From the ENGLISH CHURCHMAN, Sept. 29, 1870.

What astonishes us beyond measure is, that a man of Professor Tyndall’s real ability and earnestness should sneer at the second verse of the Bible, and speak of it as a legend! Why, surely, he has here the very thing which he is searching—the true origin of life. When chaos ruled over the world, and the earth was void of life; it was the Divine Spirit that breathed over the lifeless mass, and light and life sprang into existence. Without stopping to point out the evidence of the highest Christian doctrine in this passage, we have at least the solution of the enigma of the origin of life, in the revealed truth that it was caused by the Creative Spirit.

From the RECORD, Sept. 23, 1870.

Discovery of Motives, No. I.—But why did Professor Tyndall make such an appeal to the imagination of his hearers? His imaginary picture of the occult operations of light was introduced as a plea for the wildness of such weaker brethren, as he calls Mr. Darwin, in speaking of his theory of natural selection, succeeded by his supplementary theory of pangenesis. It is objected to Mr. Darwin’s theories by Christian philosophers that these theories are essentially atheistic. That they are framed for the express purpose of blotting out of the page of nature some of the most marvellous evidences of design—of the most patent revelations of the book of nature, that there is an all-wise, all-mighty Creator, God. That these theories deprive man of all those prerogatives that raise him above the brute. That the facts of nature contradict them. The first theory of Mr. Darwin, that of natural selection, is an attempt to account for the formation of all animal and vegetable beings from an hypothetical germ.... Even this does not pall the imagination of Professor Tyndall.
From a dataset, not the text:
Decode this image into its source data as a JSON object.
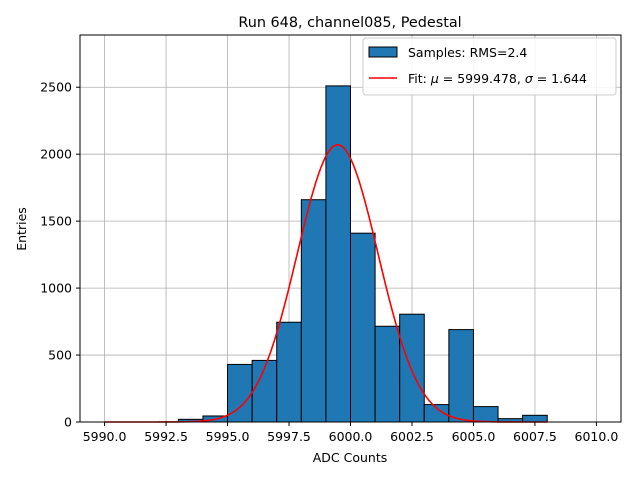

He accepts the theory of the avowed atheist Louis Buchner, in his ‘Force and Matter,’ that the theory of evolution requires us to imagine not only that all the structures, animal and vegetable, were once potentially present in the fire-mist of the nebulous theory, but also that all mental powers—Plato, Shakespeare, Newton, and Raphael—are potential in the fires of the sun.

Professor Tyndall appeals to believers in the Bible as God’s Word not to style such a theory wicked or impious. He says men can hold it, and manifest in their lives what he terms so-called Christian virtues. He says, ‘They who keep such questions open and will not tolerate any unlawful limitation of the horizon of their souls, have as little fellowship with the atheist who says there is no God, as with the theist who professes to know the mind of God.’ These men then are theists, but what kind of a God does their free speculation require? The theists who are sneered at by Professor Tyndall, who believe in a God who has revealed his will and his mind to man, have far higher and more convincing proofs that He has so revealed Himself than Professor Tyndall can ever accumulate for his belief in the undulatory theory of light.